And all three of your uppers will go on the same lower right?  That is pretty awesome!!


----------



## roperdoc

Yes, these uppers are all interchangeable on the same lower. It's easy to take one upper with a thermal for night hunting and one with standard optics for daylight hunting or target shooting. Pull two pins and swap uppers in less than a minute. The lower and both uppers will fit in a single padded case.


----------



## misterpink

But a complete lower is less than $200. The more rifles the better.
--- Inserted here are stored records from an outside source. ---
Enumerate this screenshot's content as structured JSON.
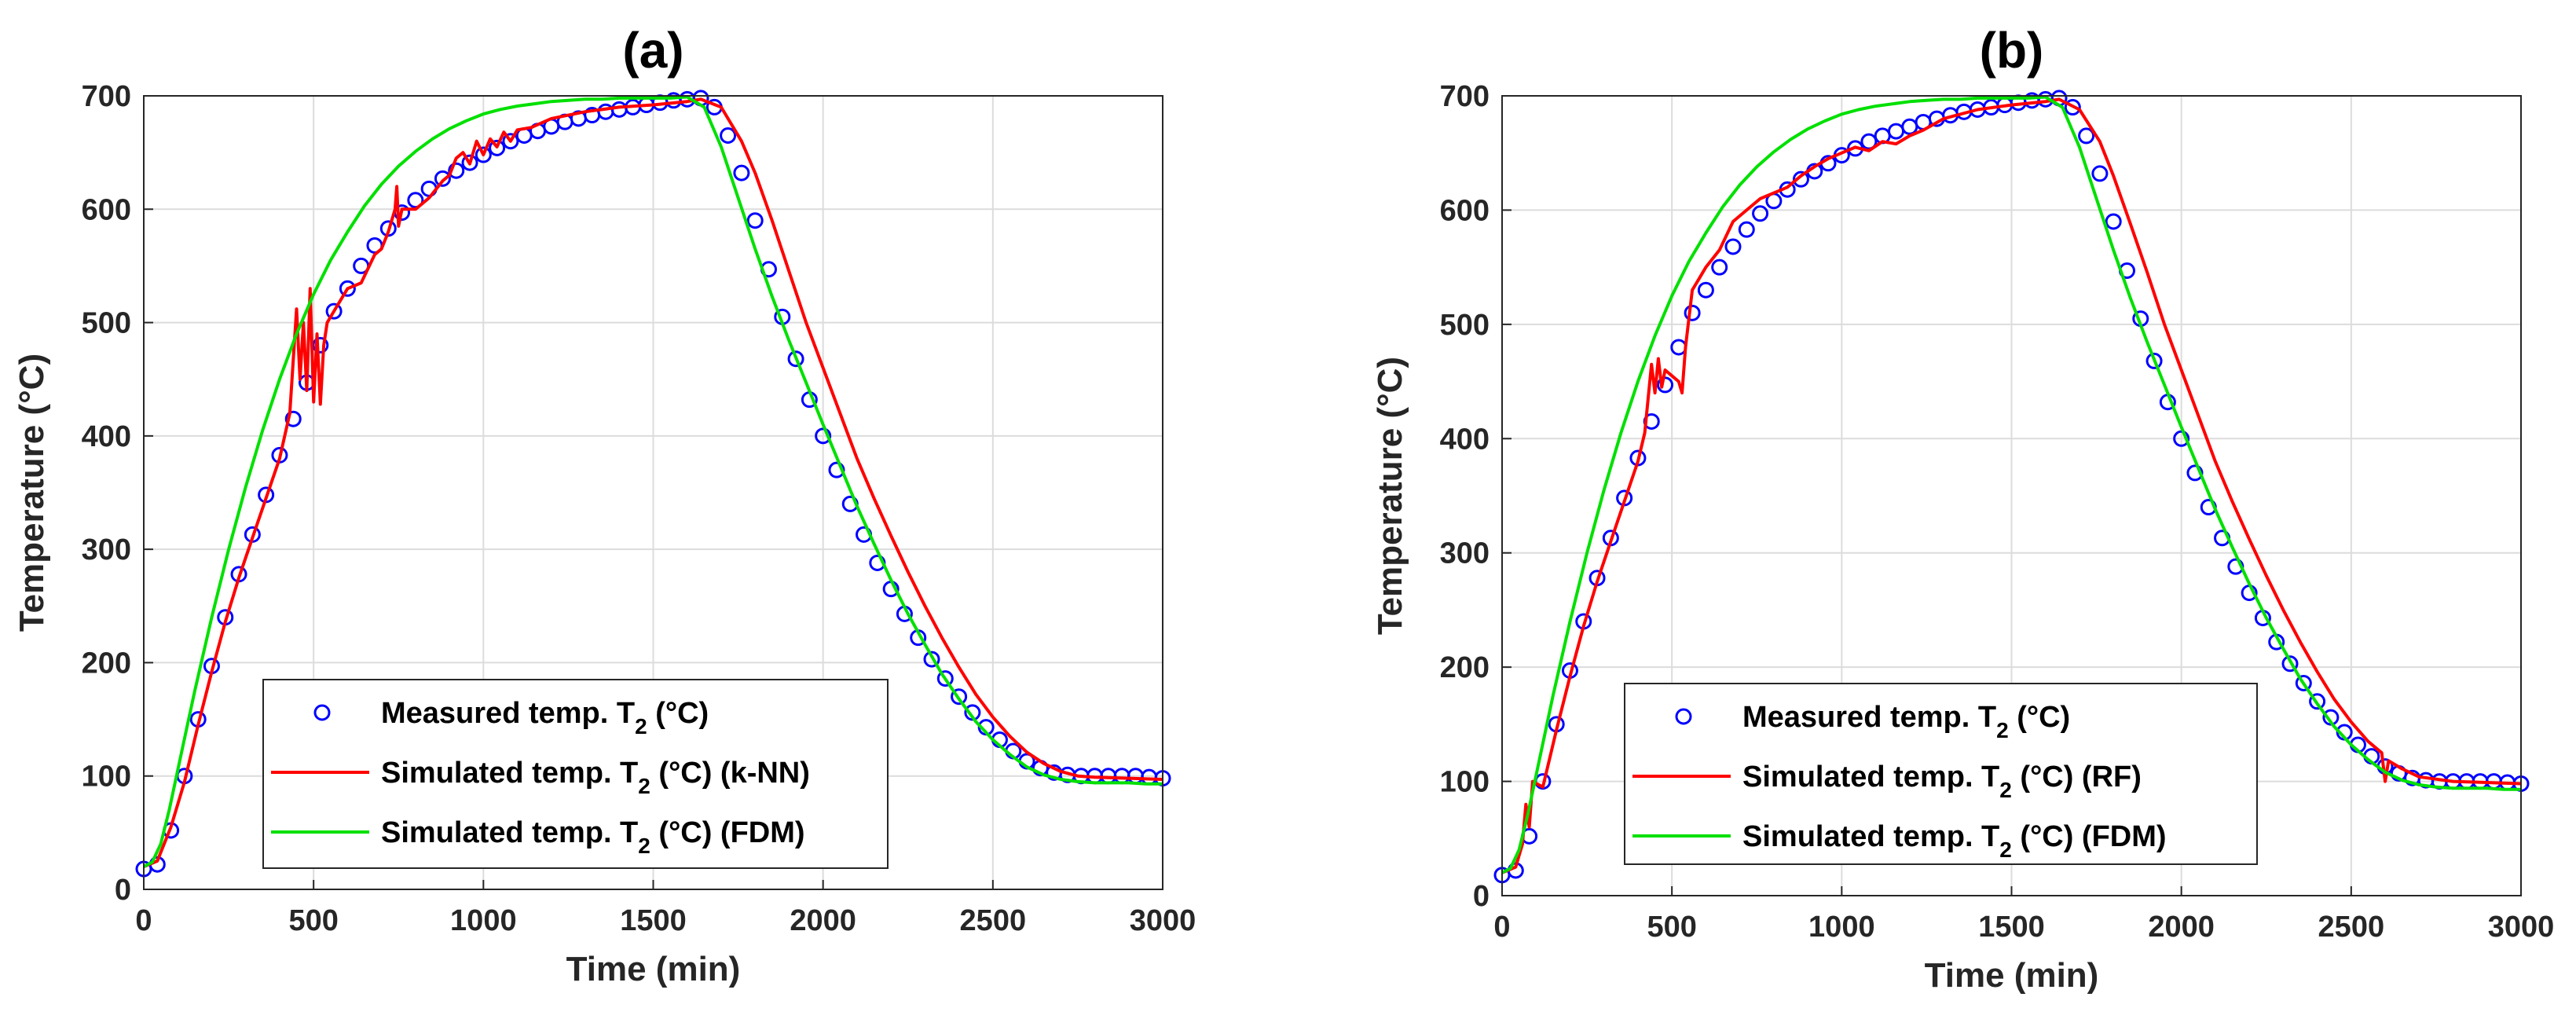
{
  "chart_data": [
    {
      "type": "line",
      "title": "(a)",
      "xlabel": "Time (min)",
      "ylabel": "Temperature (°C)",
      "xlim": [
        0,
        3000
      ],
      "ylim": [
        0,
        700
      ],
      "xticks": [
        0,
        500,
        1000,
        1500,
        2000,
        2500,
        3000
      ],
      "yticks": [
        0,
        100,
        200,
        300,
        400,
        500,
        600,
        700
      ],
      "grid": true,
      "legend_position": "bottom-center",
      "series": [
        {
          "name": "Measured temp. T2 (°C)",
          "legend_main": "Measured temp. T",
          "legend_sub": "2",
          "legend_tail": " (°C)",
          "style": "markers",
          "color": "#0000ff",
          "x": [
            0,
            40,
            80,
            120,
            160,
            200,
            240,
            280,
            320,
            360,
            400,
            440,
            480,
            520,
            560,
            600,
            640,
            680,
            720,
            760,
            800,
            840,
            880,
            920,
            960,
            1000,
            1040,
            1080,
            1120,
            1160,
            1200,
            1240,
            1280,
            1320,
            1360,
            1400,
            1440,
            1480,
            1520,
            1560,
            1600,
            1640,
            1680,
            1720,
            1760,
            1800,
            1840,
            1880,
            1920,
            1960,
            2000,
            2040,
            2080,
            2120,
            2160,
            2200,
            2240,
            2280,
            2320,
            2360,
            2400,
            2440,
            2480,
            2520,
            2560,
            2600,
            2640,
            2680,
            2720,
            2760,
            2800,
            2840,
            2880,
            2920,
            2960,
            3000
          ],
          "y": [
            18,
            22,
            52,
            100,
            150,
            197,
            240,
            278,
            313,
            348,
            383,
            415,
            447,
            480,
            510,
            530,
            550,
            568,
            583,
            597,
            608,
            618,
            627,
            634,
            641,
            648,
            654,
            660,
            665,
            669,
            673,
            677,
            680,
            683,
            686,
            688,
            690,
            692,
            694,
            696,
            697,
            698,
            690,
            665,
            632,
            590,
            547,
            505,
            468,
            432,
            400,
            370,
            340,
            313,
            288,
            265,
            243,
            222,
            203,
            186,
            170,
            156,
            143,
            132,
            122,
            113,
            107,
            103,
            101,
            100,
            100,
            100,
            100,
            100,
            99,
            98
          ]
        },
        {
          "name": "Simulated temp. T2 (°C) (k-NN)",
          "legend_main": "Simulated temp. T",
          "legend_sub": "2",
          "legend_tail": " (°C) (k-NN)",
          "style": "line",
          "color": "#ff0000",
          "x": [
            0,
            40,
            60,
            80,
            120,
            160,
            200,
            240,
            280,
            320,
            360,
            400,
            430,
            450,
            460,
            470,
            480,
            490,
            500,
            510,
            520,
            530,
            540,
            560,
            600,
            640,
            680,
            700,
            720,
            740,
            745,
            750,
            760,
            800,
            840,
            880,
            900,
            920,
            940,
            960,
            980,
            1000,
            1020,
            1040,
            1060,
            1080,
            1100,
            1140,
            1200,
            1300,
            1400,
            1500,
            1600,
            1640,
            1700,
            1760,
            1800,
            1850,
            1900,
            1950,
            2000,
            2050,
            2100,
            2150,
            2200,
            2250,
            2300,
            2350,
            2400,
            2450,
            2500,
            2550,
            2600,
            2650,
            2700,
            2750,
            2800,
            2900,
            3000
          ],
          "y": [
            20,
            25,
            40,
            55,
            95,
            145,
            192,
            236,
            275,
            310,
            345,
            380,
            420,
            512,
            450,
            500,
            440,
            530,
            430,
            490,
            428,
            480,
            500,
            510,
            530,
            535,
            560,
            565,
            580,
            600,
            620,
            585,
            600,
            600,
            610,
            625,
            630,
            645,
            650,
            640,
            660,
            648,
            662,
            655,
            668,
            660,
            670,
            672,
            680,
            686,
            690,
            692,
            695,
            697,
            690,
            660,
            632,
            590,
            545,
            500,
            460,
            420,
            380,
            345,
            312,
            280,
            250,
            222,
            196,
            172,
            152,
            135,
            121,
            111,
            104,
            100,
            99,
            98,
            97
          ]
        },
        {
          "name": "Simulated temp. T2 (°C) (FDM)",
          "legend_main": "Simulated temp. T",
          "legend_sub": "2",
          "legend_tail": " (°C) (FDM)",
          "style": "line",
          "color": "#00e000",
          "x": [
            0,
            25,
            50,
            75,
            100,
            125,
            150,
            200,
            250,
            300,
            350,
            400,
            450,
            500,
            550,
            600,
            650,
            700,
            750,
            800,
            850,
            900,
            950,
            1000,
            1050,
            1100,
            1150,
            1200,
            1250,
            1300,
            1350,
            1400,
            1450,
            1500,
            1550,
            1600,
            1650,
            1700,
            1750,
            1800,
            1850,
            1900,
            1950,
            2000,
            2050,
            2100,
            2150,
            2200,
            2250,
            2300,
            2350,
            2400,
            2450,
            2500,
            2550,
            2600,
            2650,
            2700,
            2750,
            2800,
            2850,
            2900,
            2950,
            3000
          ],
          "y": [
            20,
            24,
            40,
            70,
            105,
            140,
            175,
            240,
            300,
            355,
            405,
            450,
            490,
            525,
            555,
            580,
            603,
            622,
            638,
            651,
            662,
            671,
            678,
            684,
            688,
            691,
            693,
            695,
            696,
            697,
            697,
            698,
            698,
            698,
            698,
            699,
            690,
            655,
            610,
            565,
            523,
            484,
            447,
            410,
            374,
            338,
            305,
            273,
            243,
            216,
            190,
            168,
            148,
            132,
            119,
            108,
            101,
            97,
            95,
            94,
            94,
            94,
            93,
            93
          ]
        }
      ]
    },
    {
      "type": "line",
      "title": "(b)",
      "xlabel": "Time (min)",
      "ylabel": "Temperature (°C)",
      "xlim": [
        0,
        3000
      ],
      "ylim": [
        0,
        700
      ],
      "xticks": [
        0,
        500,
        1000,
        1500,
        2000,
        2500,
        3000
      ],
      "yticks": [
        0,
        100,
        200,
        300,
        400,
        500,
        600,
        700
      ],
      "grid": true,
      "legend_position": "bottom-center",
      "series": [
        {
          "name": "Measured temp. T2 (°C)",
          "legend_main": "Measured temp. T",
          "legend_sub": "2",
          "legend_tail": " (°C)",
          "style": "markers",
          "color": "#0000ff",
          "x": [
            0,
            40,
            80,
            120,
            160,
            200,
            240,
            280,
            320,
            360,
            400,
            440,
            480,
            520,
            560,
            600,
            640,
            680,
            720,
            760,
            800,
            840,
            880,
            920,
            960,
            1000,
            1040,
            1080,
            1120,
            1160,
            1200,
            1240,
            1280,
            1320,
            1360,
            1400,
            1440,
            1480,
            1520,
            1560,
            1600,
            1640,
            1680,
            1720,
            1760,
            1800,
            1840,
            1880,
            1920,
            1960,
            2000,
            2040,
            2080,
            2120,
            2160,
            2200,
            2240,
            2280,
            2320,
            2360,
            2400,
            2440,
            2480,
            2520,
            2560,
            2600,
            2640,
            2680,
            2720,
            2760,
            2800,
            2840,
            2880,
            2920,
            2960,
            3000
          ],
          "y": [
            18,
            22,
            52,
            100,
            150,
            197,
            240,
            278,
            313,
            348,
            383,
            415,
            447,
            480,
            510,
            530,
            550,
            568,
            583,
            597,
            608,
            618,
            627,
            634,
            641,
            648,
            654,
            660,
            665,
            669,
            673,
            677,
            680,
            683,
            686,
            688,
            690,
            692,
            694,
            696,
            697,
            698,
            690,
            665,
            632,
            590,
            547,
            505,
            468,
            432,
            400,
            370,
            340,
            313,
            288,
            265,
            243,
            222,
            203,
            186,
            170,
            156,
            143,
            132,
            122,
            113,
            107,
            103,
            101,
            100,
            100,
            100,
            100,
            100,
            99,
            98
          ]
        },
        {
          "name": "Simulated temp. T2 (°C) (RF)",
          "legend_main": "Simulated temp. T",
          "legend_sub": "2",
          "legend_tail": " (°C) (RF)",
          "style": "line",
          "color": "#ff0000",
          "x": [
            0,
            40,
            60,
            70,
            80,
            90,
            120,
            160,
            200,
            240,
            280,
            320,
            360,
            400,
            420,
            440,
            450,
            460,
            470,
            480,
            500,
            520,
            530,
            540,
            560,
            580,
            600,
            640,
            680,
            720,
            760,
            800,
            840,
            880,
            920,
            960,
            1000,
            1040,
            1080,
            1120,
            1160,
            1200,
            1240,
            1300,
            1400,
            1500,
            1600,
            1640,
            1700,
            1760,
            1800,
            1850,
            1900,
            1950,
            2000,
            2050,
            2100,
            2150,
            2200,
            2250,
            2300,
            2350,
            2400,
            2450,
            2500,
            2550,
            2590,
            2600,
            2610,
            2650,
            2700,
            2750,
            2800,
            2900,
            3000
          ],
          "y": [
            20,
            25,
            45,
            80,
            60,
            100,
            95,
            145,
            192,
            236,
            275,
            310,
            345,
            380,
            405,
            465,
            440,
            470,
            445,
            460,
            455,
            450,
            440,
            480,
            530,
            540,
            550,
            565,
            590,
            600,
            610,
            615,
            620,
            630,
            638,
            645,
            650,
            655,
            652,
            660,
            658,
            665,
            670,
            680,
            688,
            692,
            695,
            697,
            688,
            660,
            630,
            588,
            545,
            500,
            460,
            420,
            380,
            345,
            312,
            280,
            250,
            222,
            196,
            172,
            152,
            135,
            125,
            100,
            118,
            111,
            104,
            102,
            100,
            99,
            98
          ]
        },
        {
          "name": "Simulated temp. T2 (°C) (FDM)",
          "legend_main": "Simulated temp. T",
          "legend_sub": "2",
          "legend_tail": " (°C) (FDM)",
          "style": "line",
          "color": "#00e000",
          "x": [
            0,
            25,
            50,
            75,
            100,
            125,
            150,
            200,
            250,
            300,
            350,
            400,
            450,
            500,
            550,
            600,
            650,
            700,
            750,
            800,
            850,
            900,
            950,
            1000,
            1050,
            1100,
            1150,
            1200,
            1250,
            1300,
            1350,
            1400,
            1450,
            1500,
            1550,
            1600,
            1650,
            1700,
            1750,
            1800,
            1850,
            1900,
            1950,
            2000,
            2050,
            2100,
            2150,
            2200,
            2250,
            2300,
            2350,
            2400,
            2450,
            2500,
            2550,
            2600,
            2650,
            2700,
            2750,
            2800,
            2850,
            2900,
            2950,
            3000
          ],
          "y": [
            20,
            24,
            40,
            70,
            105,
            140,
            175,
            240,
            300,
            355,
            405,
            450,
            490,
            525,
            555,
            580,
            603,
            622,
            638,
            651,
            662,
            671,
            678,
            684,
            688,
            691,
            693,
            695,
            696,
            697,
            697,
            698,
            698,
            698,
            698,
            699,
            690,
            655,
            610,
            565,
            523,
            484,
            447,
            410,
            374,
            338,
            305,
            273,
            243,
            216,
            190,
            168,
            148,
            132,
            119,
            108,
            101,
            97,
            95,
            94,
            94,
            94,
            93,
            93
          ]
        }
      ]
    }
  ]
}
556, x39, x51, 300 will all kill them.  Head shots are the way to go.  Shot them in the ear and they die with anything from 22 to 45 acp.


----------



## tracker12

Well I decided too start out with a 223/556 and get another upper as a dedicated pig gun.  Bought a Barrett REC7 and topped it off with a Leupold 2 1/2 X 8 VX3 to start with.  Hope to top it off with something with a lighted recital at a later date.  I have been testing some Speer Gold Dot 64 grain SP.  Groups are tight and they have a good reputation on hogs.  Hope to test it out down at Ft Stewart next month.  Thanks for all the recommendations.


----------



## Muddy Water

I'd go with the .223 upper. it's cheap and it'll kill any pig under 300lbs with a body/neck shot. it'll kill anything with a headshot. my last pig was neckshot with a .223 AR and it didn't move an inch

i'm not a big gun hunter so my opinion may be skewed but i've always held the impression that if a critter has a hole in it's circulatory system it's probably dead unless there's a group a pigs staffing a trauma unit in the next food plot.


----------



## Monty4x4

Muddy Water said:


> ...unless there's a group a pigs staffing a trauma unit in the next food plot.



HAHA!

I think you made a good choice.  Nothing wrong with any of them, but my go to hog gun is a 223, and I wait for 'in the ear' shots.


----------



## Darien1

I'm a big fan of the 7.62X39.  Cheap, effective, lots of platforms in single shot. bolt action, semi auto too.  My go to hog gun and under 100 yards deer rifle is my CZ 527 carbine.  It's the bomb


----------



## bradleyjanes06

I own a 7.62x39 ar killed a couple deer and 100 lb boar with it this year.  I use the 123 gr federal power shock or the Hornady zombie max.  Both have done amazing jobs though.  Boar ran 3 ft or so and laid over dead.  Plus I can 40 rnds for joy shooting for 10 bucks can't beat it really.


----------